My Mom has told me about her single days, and they remind me of mine. At one point, one of her roommates, Janine, worked as a taster for Jack-In-The-Box (remarkably, she was quite thin). She filled their refrigerator with boxes of samples, tacos and burgers that bore angry notes addressed to her other roommate/cousin, Mary. Notes like “DO NOT EAT THIS, MARY” on everything. My Mom said they went to Black Angus to pick up guys, to which I had no response because that is a steakhouse you find in strip malls. They recovered from hangovers together on their couch in North Park. They were in each other’s weddings. It was a great time in her life.
When I think “wedding,” I think of a young Dustin Hoffman speeding to the church past Santa Barbara orange groves. Audrey Hepburn in a fit and flair, dancing expertly with Fred Astaire through a picturesque garden on a lake that looks not quite real. I think of the Dixie Cups, presumably singing in a hall somewhere, that they’ll “never be lonely anymore.” I can appreciate a chic taffeta a-line. Gabardine with skirt-filling tulle. And marriage is a beautiful thing, if you’re doing it with the right person.
But I am weary of the way single life is often treated like second best. It’s not second best. The fun moments with friends. The newness of a person you’re dating. The foreignness of them – not knowing what their favorite TV shows are and what their childhood was like – is thrilling. These things together are like a seam of gold running underneath my life. But sometimes it seems these things are disregarded.
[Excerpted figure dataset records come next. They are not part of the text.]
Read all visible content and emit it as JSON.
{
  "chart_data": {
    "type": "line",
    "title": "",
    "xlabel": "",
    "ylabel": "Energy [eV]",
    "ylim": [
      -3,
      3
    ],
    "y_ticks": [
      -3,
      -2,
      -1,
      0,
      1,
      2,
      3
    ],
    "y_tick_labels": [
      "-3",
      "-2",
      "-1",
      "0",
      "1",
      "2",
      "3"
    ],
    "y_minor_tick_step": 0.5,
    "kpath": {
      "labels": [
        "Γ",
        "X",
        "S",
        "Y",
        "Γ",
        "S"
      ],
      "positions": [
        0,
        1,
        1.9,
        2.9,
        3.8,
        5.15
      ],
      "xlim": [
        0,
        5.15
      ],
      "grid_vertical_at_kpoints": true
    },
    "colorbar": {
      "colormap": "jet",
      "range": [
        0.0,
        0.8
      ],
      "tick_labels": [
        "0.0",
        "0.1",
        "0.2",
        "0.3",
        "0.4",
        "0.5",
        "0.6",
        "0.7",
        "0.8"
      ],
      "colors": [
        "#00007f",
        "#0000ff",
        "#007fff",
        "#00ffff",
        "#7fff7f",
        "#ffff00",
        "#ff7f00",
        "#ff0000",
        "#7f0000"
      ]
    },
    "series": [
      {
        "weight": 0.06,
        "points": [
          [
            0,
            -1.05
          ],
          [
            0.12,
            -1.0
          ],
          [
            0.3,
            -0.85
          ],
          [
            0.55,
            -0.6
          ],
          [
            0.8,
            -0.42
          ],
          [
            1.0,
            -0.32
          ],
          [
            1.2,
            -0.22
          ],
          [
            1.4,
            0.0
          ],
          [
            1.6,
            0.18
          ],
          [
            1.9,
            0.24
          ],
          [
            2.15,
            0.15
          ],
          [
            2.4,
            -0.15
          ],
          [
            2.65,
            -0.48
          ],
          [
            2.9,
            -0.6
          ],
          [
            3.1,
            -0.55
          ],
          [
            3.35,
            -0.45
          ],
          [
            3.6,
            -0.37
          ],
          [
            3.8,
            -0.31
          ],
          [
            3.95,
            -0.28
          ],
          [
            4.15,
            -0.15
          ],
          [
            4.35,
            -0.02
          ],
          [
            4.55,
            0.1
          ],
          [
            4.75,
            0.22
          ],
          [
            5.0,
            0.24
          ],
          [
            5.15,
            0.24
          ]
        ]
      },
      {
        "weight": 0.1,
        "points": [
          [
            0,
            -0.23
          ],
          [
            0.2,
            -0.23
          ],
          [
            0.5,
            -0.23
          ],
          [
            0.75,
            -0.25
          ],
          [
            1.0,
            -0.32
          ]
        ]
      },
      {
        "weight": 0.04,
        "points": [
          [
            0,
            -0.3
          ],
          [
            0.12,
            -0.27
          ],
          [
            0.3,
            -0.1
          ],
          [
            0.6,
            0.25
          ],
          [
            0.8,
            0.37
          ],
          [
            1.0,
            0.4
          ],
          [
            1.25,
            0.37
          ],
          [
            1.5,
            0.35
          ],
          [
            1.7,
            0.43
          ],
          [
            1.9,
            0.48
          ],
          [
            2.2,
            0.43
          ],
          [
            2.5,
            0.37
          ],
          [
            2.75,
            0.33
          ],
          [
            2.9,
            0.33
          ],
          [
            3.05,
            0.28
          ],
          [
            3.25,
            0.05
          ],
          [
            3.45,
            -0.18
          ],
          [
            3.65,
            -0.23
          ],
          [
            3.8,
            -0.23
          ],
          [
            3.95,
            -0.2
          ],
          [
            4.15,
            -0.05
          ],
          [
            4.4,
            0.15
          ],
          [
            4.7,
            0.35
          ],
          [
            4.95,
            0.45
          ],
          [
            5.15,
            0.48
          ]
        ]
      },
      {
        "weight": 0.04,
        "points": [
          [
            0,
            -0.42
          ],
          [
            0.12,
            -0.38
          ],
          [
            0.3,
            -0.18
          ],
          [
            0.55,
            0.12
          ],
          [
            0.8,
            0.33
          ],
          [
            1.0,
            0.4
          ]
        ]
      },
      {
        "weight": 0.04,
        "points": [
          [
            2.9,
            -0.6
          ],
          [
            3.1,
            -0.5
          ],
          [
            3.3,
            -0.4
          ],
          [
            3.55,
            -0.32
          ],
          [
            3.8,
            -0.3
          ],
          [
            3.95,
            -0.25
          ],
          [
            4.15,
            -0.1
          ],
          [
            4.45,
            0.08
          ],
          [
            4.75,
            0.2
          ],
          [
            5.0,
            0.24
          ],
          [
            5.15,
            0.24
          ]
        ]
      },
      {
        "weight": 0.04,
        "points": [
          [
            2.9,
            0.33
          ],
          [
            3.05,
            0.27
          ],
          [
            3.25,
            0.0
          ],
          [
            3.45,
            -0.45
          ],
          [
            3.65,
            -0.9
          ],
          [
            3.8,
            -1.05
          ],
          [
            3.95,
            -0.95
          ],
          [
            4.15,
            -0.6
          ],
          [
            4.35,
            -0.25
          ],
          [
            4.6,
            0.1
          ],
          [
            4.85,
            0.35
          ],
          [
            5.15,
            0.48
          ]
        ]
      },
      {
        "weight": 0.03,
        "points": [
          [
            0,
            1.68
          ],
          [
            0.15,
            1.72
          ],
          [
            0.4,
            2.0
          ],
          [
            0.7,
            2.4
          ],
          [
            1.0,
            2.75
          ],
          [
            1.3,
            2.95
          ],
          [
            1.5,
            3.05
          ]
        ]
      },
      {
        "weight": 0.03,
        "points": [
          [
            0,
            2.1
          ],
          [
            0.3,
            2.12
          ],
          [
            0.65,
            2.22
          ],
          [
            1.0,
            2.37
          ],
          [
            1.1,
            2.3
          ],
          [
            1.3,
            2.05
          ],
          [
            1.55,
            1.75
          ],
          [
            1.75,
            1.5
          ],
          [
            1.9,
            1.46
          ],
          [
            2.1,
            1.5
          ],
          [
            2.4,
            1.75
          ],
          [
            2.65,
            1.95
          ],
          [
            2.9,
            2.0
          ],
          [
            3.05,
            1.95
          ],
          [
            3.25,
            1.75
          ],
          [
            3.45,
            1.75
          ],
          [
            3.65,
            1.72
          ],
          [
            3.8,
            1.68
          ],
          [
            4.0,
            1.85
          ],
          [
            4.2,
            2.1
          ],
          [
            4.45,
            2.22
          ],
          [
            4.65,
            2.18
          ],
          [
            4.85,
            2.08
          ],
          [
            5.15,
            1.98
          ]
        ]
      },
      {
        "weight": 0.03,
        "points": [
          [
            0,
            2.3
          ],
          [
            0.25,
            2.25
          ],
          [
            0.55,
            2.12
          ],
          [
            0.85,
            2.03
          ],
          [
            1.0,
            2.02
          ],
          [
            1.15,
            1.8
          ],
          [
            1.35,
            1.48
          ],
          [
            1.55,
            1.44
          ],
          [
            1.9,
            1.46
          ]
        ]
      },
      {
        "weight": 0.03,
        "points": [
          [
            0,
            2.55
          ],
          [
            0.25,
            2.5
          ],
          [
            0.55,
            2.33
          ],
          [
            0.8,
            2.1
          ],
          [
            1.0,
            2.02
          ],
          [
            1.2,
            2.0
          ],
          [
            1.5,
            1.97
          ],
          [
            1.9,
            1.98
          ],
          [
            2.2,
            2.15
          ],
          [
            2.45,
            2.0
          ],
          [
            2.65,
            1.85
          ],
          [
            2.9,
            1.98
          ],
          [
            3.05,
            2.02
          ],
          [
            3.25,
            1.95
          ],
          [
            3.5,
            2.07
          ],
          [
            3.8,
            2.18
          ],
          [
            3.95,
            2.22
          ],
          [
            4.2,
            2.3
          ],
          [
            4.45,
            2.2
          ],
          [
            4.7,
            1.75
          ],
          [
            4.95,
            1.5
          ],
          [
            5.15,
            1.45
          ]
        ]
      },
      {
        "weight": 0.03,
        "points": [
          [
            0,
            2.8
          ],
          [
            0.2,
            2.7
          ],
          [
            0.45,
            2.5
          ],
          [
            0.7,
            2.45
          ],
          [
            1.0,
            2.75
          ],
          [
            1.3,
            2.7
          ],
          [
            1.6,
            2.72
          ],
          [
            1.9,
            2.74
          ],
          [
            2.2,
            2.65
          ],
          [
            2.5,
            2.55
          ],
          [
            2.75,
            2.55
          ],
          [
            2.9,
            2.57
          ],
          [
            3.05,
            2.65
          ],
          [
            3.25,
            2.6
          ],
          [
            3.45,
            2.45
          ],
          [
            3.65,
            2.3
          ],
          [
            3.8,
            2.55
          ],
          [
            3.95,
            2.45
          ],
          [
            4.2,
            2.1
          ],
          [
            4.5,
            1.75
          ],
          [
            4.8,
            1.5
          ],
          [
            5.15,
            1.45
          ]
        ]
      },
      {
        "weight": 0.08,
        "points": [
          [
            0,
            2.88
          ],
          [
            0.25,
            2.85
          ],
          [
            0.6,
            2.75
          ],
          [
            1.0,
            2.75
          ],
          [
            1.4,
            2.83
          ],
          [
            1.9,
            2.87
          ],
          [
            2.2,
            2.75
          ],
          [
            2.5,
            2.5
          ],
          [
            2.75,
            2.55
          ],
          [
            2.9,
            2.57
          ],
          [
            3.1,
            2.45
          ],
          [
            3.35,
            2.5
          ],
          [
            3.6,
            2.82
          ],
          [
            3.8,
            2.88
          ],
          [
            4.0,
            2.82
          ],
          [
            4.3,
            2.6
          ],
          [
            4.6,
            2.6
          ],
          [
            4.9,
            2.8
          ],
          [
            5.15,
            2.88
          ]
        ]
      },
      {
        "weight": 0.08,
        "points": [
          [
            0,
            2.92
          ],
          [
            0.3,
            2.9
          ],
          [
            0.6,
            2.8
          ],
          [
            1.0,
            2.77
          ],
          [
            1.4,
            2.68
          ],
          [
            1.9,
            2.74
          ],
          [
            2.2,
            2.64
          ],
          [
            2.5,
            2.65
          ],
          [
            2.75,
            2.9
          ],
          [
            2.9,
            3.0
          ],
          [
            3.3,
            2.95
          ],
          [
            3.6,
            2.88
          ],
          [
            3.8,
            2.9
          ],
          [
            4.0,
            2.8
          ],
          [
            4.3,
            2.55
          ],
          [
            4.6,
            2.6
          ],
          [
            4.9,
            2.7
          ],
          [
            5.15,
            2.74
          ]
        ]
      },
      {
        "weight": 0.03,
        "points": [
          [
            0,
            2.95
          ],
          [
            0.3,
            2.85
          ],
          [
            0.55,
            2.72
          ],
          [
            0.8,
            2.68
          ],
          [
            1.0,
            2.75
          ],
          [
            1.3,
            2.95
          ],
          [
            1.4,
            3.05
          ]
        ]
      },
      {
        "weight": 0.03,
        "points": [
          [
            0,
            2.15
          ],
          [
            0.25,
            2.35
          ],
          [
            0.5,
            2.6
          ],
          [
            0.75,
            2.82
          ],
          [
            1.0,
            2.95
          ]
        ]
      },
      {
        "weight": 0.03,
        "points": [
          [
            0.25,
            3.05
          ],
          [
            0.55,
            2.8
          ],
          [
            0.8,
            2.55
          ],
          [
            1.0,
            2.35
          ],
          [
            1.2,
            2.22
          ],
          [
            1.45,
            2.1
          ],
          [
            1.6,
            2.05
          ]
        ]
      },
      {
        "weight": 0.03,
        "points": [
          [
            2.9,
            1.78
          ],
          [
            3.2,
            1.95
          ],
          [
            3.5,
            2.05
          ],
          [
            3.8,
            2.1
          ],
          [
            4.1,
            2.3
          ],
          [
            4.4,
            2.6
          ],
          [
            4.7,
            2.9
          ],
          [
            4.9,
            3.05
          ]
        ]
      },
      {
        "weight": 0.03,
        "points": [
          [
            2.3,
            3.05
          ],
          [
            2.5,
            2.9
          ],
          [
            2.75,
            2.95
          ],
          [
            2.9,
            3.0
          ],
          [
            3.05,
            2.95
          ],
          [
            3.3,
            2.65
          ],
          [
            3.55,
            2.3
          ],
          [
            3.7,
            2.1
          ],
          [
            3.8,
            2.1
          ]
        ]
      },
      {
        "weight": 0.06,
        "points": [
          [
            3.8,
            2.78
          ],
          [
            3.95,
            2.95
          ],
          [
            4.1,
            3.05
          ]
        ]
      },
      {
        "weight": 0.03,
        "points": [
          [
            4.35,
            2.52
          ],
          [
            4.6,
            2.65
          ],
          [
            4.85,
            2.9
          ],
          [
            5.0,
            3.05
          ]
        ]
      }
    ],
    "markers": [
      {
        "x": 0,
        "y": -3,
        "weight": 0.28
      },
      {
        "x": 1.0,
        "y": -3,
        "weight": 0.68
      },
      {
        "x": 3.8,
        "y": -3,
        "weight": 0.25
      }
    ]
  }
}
I love living with and learning from the women that move in and out of my apartment. We share dating stories. Go to concerts together. Shop at boutiques. And I won’t be this age forever. I won’t do this forever.
I like how my time is my own. I think I’d feel a bit panicked if the perfect man proposed tomorrow. It would be like he had grabbed my lungs and started to squeeze. I’d worry about sharing my time. I’d worry that I’d never again feel that heart-racing, warm feeling you get when you’re overcome with desire for someone new. I’d worry he’d want me to have kids right away. In short, I’d worry that he’d clip my wings, when I needed to fly.
When my parents became engaged, they picked up lobsters from Point Loma and drank champagne all the time. My Mom did her florist’s nails for a year so she could get free flowers. My Dad was late to the ceremony inside the cool and imposing Immaculata, because he couldn’t find a bathroom. Later, they danced to Melissa Manchester’s “Ice Castles,” as the waters of the San Diego harbor glittered outside a restaurant that’s called something else now.
I watched the footage of my parents’ wedding once, and I cried a little. It was all very eighties. That’s not why I cried (but it could have been). Sleeves and hairstyles were pouffy. Mustachesonmustachesonmustaches. The bride and bridesmaids wore these very unfortunate headbands that came to a V in between their eyebrows. A single jewel dangled from the end of the V. I just can’t even with the headbands.
Anyway, when my parents stood on the scaffolding saying their “I do’s,” I teared up. One decision, one day, was like cutting a jugular and a billion things poured forth. Like the Saturday morning on which I was born. The times we all piled in the car and drove to nearby neighborhood to drink free hot chocolate and examine particularly good Christmas light displays.
It’s not that I never want to get married, I just think that it would be a shame for me to not notice how good being single actually is. Once you do get married, there’s a room in your life that’s closed off to you. And it bothers me that that isn’t a conversation that’s often had. Just how good being single actually is.